Risk classification
Every chat-completion request is run through a rule-based detector for Article 5 (prohibited) and Annex III (high-risk) patterns. A secondary LLM-as-a-judge validates the rule hits to suppress false positives. The result lands on every response in the risk_classification field.
Risk tiers
| Tier | What happens |
|---|---|
minimal | No special handling. Most requests land here. |
limited | The response carries a user_notice with disclosure text. Downstream UI must show it. |
high | Key must have allowHighRisk: true; depending on policy, the response is held in the human-review queue. |
prohibited | Request blocked with 403. Triggered Article 5 rules are returned in the error envelope. |
How classification runs
- Rule-based pass — Regex / keyword patterns scan the prompt for high-risk-purpose markers (creditworthiness, recruitment, medical diagnosis, biometric ID, law enforcement, migration, …) and Article 5 prohibitions (social scoring, predictive policing, emotion inference at work/school, biometric categorisation, real-time facial ID, facial-image scraping, manipulation, vulnerability exploitation).
- LLM-as-a-judge validation — When the rule pass fires, a secondary smaller model is asked to confirm or reject the classification. The judge's confidence is reported in
risk_classification.llm_judge_confidence. - Combined verdict — Both signals are combined into the final
level+confidence.
Article 5 detector
Eight prohibited-practice patterns are wired today. A match returns 403 with the rule(s) listed in error.code and the body's triggered_rules array.
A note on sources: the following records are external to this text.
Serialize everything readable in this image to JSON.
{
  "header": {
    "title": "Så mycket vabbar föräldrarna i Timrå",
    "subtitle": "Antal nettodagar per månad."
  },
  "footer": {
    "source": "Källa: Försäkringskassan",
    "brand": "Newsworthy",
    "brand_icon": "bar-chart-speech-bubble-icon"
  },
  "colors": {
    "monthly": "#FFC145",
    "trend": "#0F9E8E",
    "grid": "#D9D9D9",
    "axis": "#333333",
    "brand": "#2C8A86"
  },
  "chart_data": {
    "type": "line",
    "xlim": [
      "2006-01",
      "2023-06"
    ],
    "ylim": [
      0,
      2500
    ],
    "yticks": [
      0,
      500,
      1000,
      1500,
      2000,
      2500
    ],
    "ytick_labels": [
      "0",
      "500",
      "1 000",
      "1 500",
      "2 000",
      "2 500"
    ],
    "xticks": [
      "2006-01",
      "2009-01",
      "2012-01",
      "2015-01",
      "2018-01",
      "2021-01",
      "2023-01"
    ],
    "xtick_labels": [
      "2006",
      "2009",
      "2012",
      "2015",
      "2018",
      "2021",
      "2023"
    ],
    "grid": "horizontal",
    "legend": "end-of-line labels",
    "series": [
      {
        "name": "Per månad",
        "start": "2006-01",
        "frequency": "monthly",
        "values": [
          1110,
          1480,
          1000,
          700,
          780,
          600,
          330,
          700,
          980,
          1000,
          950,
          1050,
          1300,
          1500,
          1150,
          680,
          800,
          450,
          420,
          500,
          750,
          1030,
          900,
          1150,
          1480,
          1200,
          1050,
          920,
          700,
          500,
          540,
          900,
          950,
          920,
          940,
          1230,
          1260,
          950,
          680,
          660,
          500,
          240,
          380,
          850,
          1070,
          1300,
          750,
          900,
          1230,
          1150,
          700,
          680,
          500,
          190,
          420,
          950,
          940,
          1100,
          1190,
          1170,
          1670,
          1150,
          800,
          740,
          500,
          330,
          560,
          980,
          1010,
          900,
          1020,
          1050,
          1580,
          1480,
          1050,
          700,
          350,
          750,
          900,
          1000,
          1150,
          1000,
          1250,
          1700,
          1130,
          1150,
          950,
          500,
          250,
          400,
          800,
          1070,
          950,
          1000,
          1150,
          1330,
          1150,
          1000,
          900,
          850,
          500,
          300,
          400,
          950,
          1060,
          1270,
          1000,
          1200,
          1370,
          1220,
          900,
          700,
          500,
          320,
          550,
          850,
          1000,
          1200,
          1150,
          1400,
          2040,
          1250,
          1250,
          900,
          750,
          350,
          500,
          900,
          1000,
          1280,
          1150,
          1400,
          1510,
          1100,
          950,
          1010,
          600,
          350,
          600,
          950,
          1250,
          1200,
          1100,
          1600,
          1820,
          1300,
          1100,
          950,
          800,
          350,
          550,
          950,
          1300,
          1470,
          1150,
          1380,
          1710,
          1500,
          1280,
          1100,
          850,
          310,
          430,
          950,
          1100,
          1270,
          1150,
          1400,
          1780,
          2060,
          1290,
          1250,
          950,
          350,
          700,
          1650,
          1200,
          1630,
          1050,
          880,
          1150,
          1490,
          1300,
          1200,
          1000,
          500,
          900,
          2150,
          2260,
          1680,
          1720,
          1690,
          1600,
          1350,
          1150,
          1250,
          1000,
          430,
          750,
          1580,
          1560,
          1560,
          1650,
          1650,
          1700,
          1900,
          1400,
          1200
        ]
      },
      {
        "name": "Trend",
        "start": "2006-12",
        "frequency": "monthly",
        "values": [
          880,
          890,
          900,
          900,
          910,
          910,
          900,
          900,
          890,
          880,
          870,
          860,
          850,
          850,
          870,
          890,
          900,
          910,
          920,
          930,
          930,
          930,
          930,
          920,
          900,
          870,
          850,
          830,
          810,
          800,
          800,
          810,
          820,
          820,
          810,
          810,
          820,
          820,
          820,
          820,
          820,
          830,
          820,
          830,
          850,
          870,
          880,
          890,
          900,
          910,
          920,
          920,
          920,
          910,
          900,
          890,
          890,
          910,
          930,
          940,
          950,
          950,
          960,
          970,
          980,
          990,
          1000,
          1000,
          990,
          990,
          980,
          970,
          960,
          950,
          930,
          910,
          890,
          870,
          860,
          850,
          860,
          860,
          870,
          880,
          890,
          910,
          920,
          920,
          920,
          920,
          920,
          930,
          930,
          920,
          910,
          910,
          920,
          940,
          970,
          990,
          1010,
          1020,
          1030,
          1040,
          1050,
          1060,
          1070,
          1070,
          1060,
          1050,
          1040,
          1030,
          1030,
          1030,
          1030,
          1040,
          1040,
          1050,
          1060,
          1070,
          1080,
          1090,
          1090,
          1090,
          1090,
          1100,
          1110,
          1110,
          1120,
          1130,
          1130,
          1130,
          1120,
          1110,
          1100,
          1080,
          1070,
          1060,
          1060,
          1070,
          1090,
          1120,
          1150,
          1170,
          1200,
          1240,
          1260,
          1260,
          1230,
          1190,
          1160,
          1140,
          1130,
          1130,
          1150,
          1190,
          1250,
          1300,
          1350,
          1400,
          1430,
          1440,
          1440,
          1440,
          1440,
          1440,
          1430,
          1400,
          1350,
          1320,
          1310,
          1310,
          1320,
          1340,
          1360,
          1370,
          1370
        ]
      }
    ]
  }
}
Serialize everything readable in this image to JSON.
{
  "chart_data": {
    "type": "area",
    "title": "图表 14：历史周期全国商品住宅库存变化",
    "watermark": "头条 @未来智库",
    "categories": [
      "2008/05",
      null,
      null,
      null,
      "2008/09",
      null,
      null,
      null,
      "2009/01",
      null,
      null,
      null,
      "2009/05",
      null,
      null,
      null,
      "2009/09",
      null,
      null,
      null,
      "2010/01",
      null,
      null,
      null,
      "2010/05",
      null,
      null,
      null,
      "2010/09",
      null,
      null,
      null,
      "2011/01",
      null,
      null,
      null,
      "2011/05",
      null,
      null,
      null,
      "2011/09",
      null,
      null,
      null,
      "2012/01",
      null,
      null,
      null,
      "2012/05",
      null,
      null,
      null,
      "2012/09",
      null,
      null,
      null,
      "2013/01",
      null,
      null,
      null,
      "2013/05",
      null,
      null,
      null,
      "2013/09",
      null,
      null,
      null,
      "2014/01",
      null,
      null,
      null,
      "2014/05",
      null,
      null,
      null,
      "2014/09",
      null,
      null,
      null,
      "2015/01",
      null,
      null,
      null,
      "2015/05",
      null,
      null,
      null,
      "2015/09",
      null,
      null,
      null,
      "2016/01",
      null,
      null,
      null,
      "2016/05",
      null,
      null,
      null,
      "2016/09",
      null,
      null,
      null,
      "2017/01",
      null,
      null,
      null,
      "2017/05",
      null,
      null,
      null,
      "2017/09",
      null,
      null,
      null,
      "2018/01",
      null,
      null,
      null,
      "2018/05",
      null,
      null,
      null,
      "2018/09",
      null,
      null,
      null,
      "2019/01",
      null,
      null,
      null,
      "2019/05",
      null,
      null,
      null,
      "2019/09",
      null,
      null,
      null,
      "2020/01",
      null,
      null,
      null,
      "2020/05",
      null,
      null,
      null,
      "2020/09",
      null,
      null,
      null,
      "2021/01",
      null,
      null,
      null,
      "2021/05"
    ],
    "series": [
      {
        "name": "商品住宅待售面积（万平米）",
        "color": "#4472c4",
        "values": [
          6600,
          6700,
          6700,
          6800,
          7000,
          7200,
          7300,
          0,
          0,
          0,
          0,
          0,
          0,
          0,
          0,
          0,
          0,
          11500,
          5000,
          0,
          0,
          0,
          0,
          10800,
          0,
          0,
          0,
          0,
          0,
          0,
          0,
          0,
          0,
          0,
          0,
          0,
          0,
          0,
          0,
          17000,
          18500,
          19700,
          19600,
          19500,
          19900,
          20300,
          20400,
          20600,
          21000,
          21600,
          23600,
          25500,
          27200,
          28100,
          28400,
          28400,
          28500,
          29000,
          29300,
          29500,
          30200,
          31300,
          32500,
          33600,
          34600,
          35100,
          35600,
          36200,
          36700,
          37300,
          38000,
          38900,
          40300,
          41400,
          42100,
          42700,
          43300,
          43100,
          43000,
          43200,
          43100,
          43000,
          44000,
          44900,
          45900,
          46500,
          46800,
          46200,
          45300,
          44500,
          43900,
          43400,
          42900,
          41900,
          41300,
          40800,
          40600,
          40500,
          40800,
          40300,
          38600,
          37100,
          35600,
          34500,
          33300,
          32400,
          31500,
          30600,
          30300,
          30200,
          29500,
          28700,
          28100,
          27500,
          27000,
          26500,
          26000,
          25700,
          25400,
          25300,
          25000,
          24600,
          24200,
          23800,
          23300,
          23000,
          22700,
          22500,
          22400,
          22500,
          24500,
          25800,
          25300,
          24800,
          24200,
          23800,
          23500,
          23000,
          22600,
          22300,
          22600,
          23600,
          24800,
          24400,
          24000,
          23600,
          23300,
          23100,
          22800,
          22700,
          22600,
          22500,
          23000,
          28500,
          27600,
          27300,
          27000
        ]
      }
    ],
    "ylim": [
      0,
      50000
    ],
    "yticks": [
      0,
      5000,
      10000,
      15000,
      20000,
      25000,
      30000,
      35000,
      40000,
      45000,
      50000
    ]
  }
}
Subliminal manipulation, exploitation of vulnerable groups, social scoring by public authorities, real-time remote biometric identification in public spaces, predictive policing, untargeted facial-image scraping, emotion inference at workplaces and schools, and biometric categorisation inferring sensitive attributes.
Annex III detector
Ten Annex-III-aligned high-risk-purpose patterns are wired today: creditworthiness scoring, recruitment / HR scoring, education-access decisions, employment-relationship decisions, public-benefits eligibility, law-enforcement profiling, migration / asylum decisions, medical-device-style diagnostic support, critical-infrastructure operation, and the administration of justice. A match flips level to high and (per policy) requires purpose + user_consent_id on the request.
Reading the result
Every successful response includes a top-level risk_classification object — see Response envelope → risk_classification. Use it to drive in-app banners, route requests to a stricter UI, or feed analytics dashboards.
Appeals
If the classifier returns a verdict you disagree with, file an appeal via POST /api/v1/appeals with the request ID and your justification. Appeals are reviewed by anyone in your tenant with the reviewer role.